Loses ‘stay’ appeal against Natco Pharma in Chennai court

Bayer - research centre Berlin

Bayer has failed to block an Indian court ruling that effectively overturned patent protection for its cancer drug Nexavar (sorefinib).

The Intellectual Property Appellate Board of Chennai upheld the compulsory licence that was granted to Indian firm Natco Pharma by the Indian Patent Controller earlier this year.

This licence, the first of its kind to be granted in India, allowed Natco Pharma to sell its version of the drug after ruling that Bayer had not made Nexavar available to the public at a “reasonable affordable price”.

The Board dismissed Bayer’s request for a stay order against the compulsory licence, but the pharma company said it had not yet exhausted its legal options.

“The stay petition is dismissed but the main matter is pending,” a spokesman for Bayer India told Reuters.

The final judgement in the case is expected to take a few more weeks and the spokesman said Bayer would rigorously continue to defend its intellectual property rights.

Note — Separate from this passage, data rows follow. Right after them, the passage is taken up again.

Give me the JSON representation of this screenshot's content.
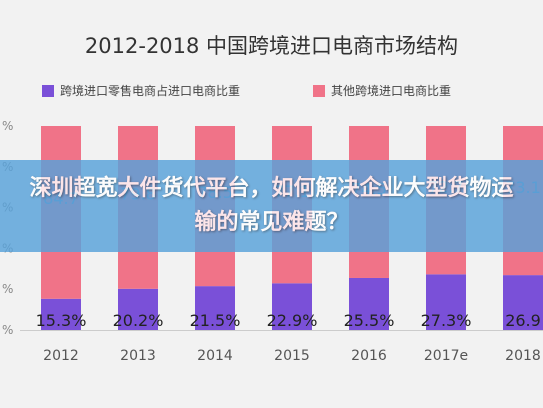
{
  "banner": {
    "text": "深圳超宽大件货代平台，如何解决企业大型货物运输的常见难题？"
  },
  "colors": {
    "import_share": "#7a50d8",
    "other_share": "#f07388",
    "banner": "#58a2da"
  },
  "chart_data": {
    "type": "bar",
    "stacked": true,
    "title": "2012-2018 中国跨境进口电商市场结构",
    "categories": [
      "2012",
      "2013",
      "2014",
      "2015",
      "2016",
      "2017e",
      "2018"
    ],
    "series": [
      {
        "name": "跨境进口零售电商占进口电商比重",
        "values": [
          15.3,
          20.2,
          21.5,
          22.9,
          25.5,
          27.3,
          26.9
        ],
        "labels": [
          "15.3%",
          "20.2%",
          "21.5%",
          "22.9%",
          "25.5%",
          "27.3%",
          "26.9"
        ]
      },
      {
        "name": "其他跨境进口电商比重",
        "values": [
          84.7,
          79.8,
          78.5,
          77.1,
          74.5,
          72.7,
          73.1
        ],
        "labels": [
          "84.7",
          "79.8",
          "78.5",
          "77.1",
          "74.5",
          "72.7",
          "73.1"
        ]
      }
    ],
    "ylim": [
      0,
      100
    ],
    "stack_ticks": [
      "%",
      "%",
      "%",
      "%",
      "%",
      "%"
    ],
    "grid": false,
    "legend_position": "top"
  }
}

Bayer’s $5,500 per month price tag for Nexavar will be hugely undercut by Natco Pharma, which will sell its generic version of the liver and kidney cancer drug at $175 per month, paying Bayer a six per cent royalty on its sales.

The appeal court decision was welcomed by Médecins Sans Frontières (MSF), whose Access Campaign India coordinator Leena Menghaney said it “once again affirms that governments can and should act in the interest of public health to bring the price of patented medicines down”. 

MSF noted that India’s first compulsory licence could be a watershed for affordable access to patented medicines, potentially opening the way for other life-saving drugs.

“The high prices caused by patents in India are a growing problem that needs to be grappled with: one year’s treatment costs over $1,700 for one of the newer HIV medicines we use in our project in Mumbai, and will be needed across the developing world,” Menghaney said. “This price needs to come down, and we hope that the routine use of compulsory licensing may be one way of making this happen.”

Hyderabad-based Natco, for one, already has its sights set on a number of other products it wants to be compulsorily licensed.

CEO Rajeev Nannapaneni told Live Mint in July that “there are certain products which are eligible for compulsory licensing”, but refused to be drawn on what they were.

There is renewed pharma attention on India’s complex patent system of late. Novartis’ six-year challenge against India’s patent law, focused on its cancer drug Glivec (imatinib), headed last week to the Supreme Court.

Meanwhile, another court room battle, this time between Roche and Cipla over patent protection to cancer drug Tarceva (erlotinib), ended in disappointment for the Swiss pharma company last week.